Frequently Asked Questions:
About the Citizen's Alternative Regional Plan

How will it work?

Instead of just building a transit system around the geographic nuisances, the Citizen's Alternative Plan fundamentally changes the transit landscape -- literally. By draining Lake Washington, not only can a rational transportation system be designed, but vast stretches of valuable urban real estate will be created. This new real estate can be used for roadways, parks, low income housing -- or sold to recoup the up-front costs of the project.

Given the history of failure of transit plans, how can we expect support for this project?

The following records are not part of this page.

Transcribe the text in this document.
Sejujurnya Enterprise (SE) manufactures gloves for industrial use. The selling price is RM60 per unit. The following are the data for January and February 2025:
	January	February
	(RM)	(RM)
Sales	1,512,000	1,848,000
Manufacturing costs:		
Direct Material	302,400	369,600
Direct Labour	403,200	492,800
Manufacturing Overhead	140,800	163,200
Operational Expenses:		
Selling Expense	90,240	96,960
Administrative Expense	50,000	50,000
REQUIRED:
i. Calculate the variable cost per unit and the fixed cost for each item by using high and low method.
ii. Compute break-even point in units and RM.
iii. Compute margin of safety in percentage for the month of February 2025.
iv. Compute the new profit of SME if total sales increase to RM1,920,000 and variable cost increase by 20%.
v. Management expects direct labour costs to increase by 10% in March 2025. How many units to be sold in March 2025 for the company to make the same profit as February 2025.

Projects like the Sound Transit and the Monorail always promise intangible benefits (e.g. pass them and someday things won't be as bad as they will be if you don't) with a huge upfront cost. It's this lack of hard results which will actually erode the political consensus that something needs to be done about Puget Sound's traffic gridlock, now rated as the second worst in the country. The Citizen's Alternative Regional Plan includes dramatic intangible benefits (how could the traffic be worse with hundreds of streets crossing where only the I5 and 520 brings used to float?)

But, more importantly, it offers a plethora of tangible benefits. Politicians will have new neighborhoods and voters to absorb, hundreds of streets and parks to name after themselves and their buddies. The addition of large new tracts of residential land will result in decreased housing costs in the region and increased availability. Combined with building a more rationally designed transportation infrastructure, the Plan will herald an unprecedented boom of economic activity.

But what about the Monorail -- we love the idea of the Monorail!

We love the Monorail, the 60's World's Fair monorail that runs from Seattle Center to Westlake.  It is pretty neat looking and we really loved the Simpsons episode where Springfield got a Monorail.  We'll even go so far as to say that using recent Monorail breakdowns to cast aspersions on Monorails in general seems to us a bit like not buying a new car because that damn 1961 Chevy you've been hauling around town in all these years breaks down now and then. 

But, face it: it's over.  Sure, voters showed affection for the Monorail, but once it has a real price tag and an actual route attached to it, it was DOA.   

So we say: love the Monorail --  but don't have a One Track Mind when it comes to solving the larger problem!

How much will this cost and where will the money come from?

Initial costs for the Citizen's Alternative Regional Plan will be financed by a variety of sources. These include a more modest regional gas tax increase, but we don't want to kill the prospects because a bunch of SUV owners go into conniptions over a couple hundred extra bucks a year to feed their $35,000 gas-guzzlers.  However, focus groups have shown it will be easy to make up the difference, through a series of SUV-oriented toll roads, which will be identified as "Super-Size Lanes Exclusively for SUV's".  Applications to use these lanes will be evaluated on a case-by-case basis with 35% of applications arbitrarily denied, and use will require payment of a $2.400 annual membership fee.  If civic duty can't bring these folks to pay their share, then elitism certainly will.

Instead of the traditional capital bonds often used by government, most of the remainder of the costs for the Plan will be achieved by maxing out KVI 570 AM's corporate VISA cards and efficiencies gained by  processing all the parking meter change collected in the regional through those nifty Coinstar coin counting machines in grocery stores.

Once the project is underway, revenue from the sale of reclaimed resources and portions of the newly created real estate will be applied as payments to the KVI 570 AM VISA balance. Of course, if we do not recoup our debt, resulting in financial ruin to KVI AM, we'll feel a great deal of collective guilt.

Where will the money go?

Phase one costs include dynamiting of the Ballard Locks and ensuring soft landings for the I5 and 520 floating bridges. Later costs include building streets, sewers, parks, and public amenities. And, of course, we've factored in a couple hundred million for public employees and really nice office furniture.

Once this is done, revenues will support the building of rationally laid out light rail and other transit projects such as enhanced bus service.

What happens when it rains?

After the Lake is drained, water which normally fills Lake Washington will be available for other uses. Some will be consumed by the residents of the new areas. Some, of course, will run off through other channels into the Sound. But a significant portion will be re-routed to Green Lake to solve chronic fresh water supply problems at that popular recreational site. While this will create some risk of flooding in the Green Lake area, actuarial projections set this risk as no higher than along the banks of the Mississippi River, an area that has been continuously inhabited for many decades and has spawned colorful literary and cultural traditions.

Why did you guys change your name from that show on the Plan Map?

While the Citizens' Regional Alternative Plan was our original name, after the map was drawn the unfortunate resulting acronym was brought to our attention. In the end, we decided we'd rather CARP than CRAP.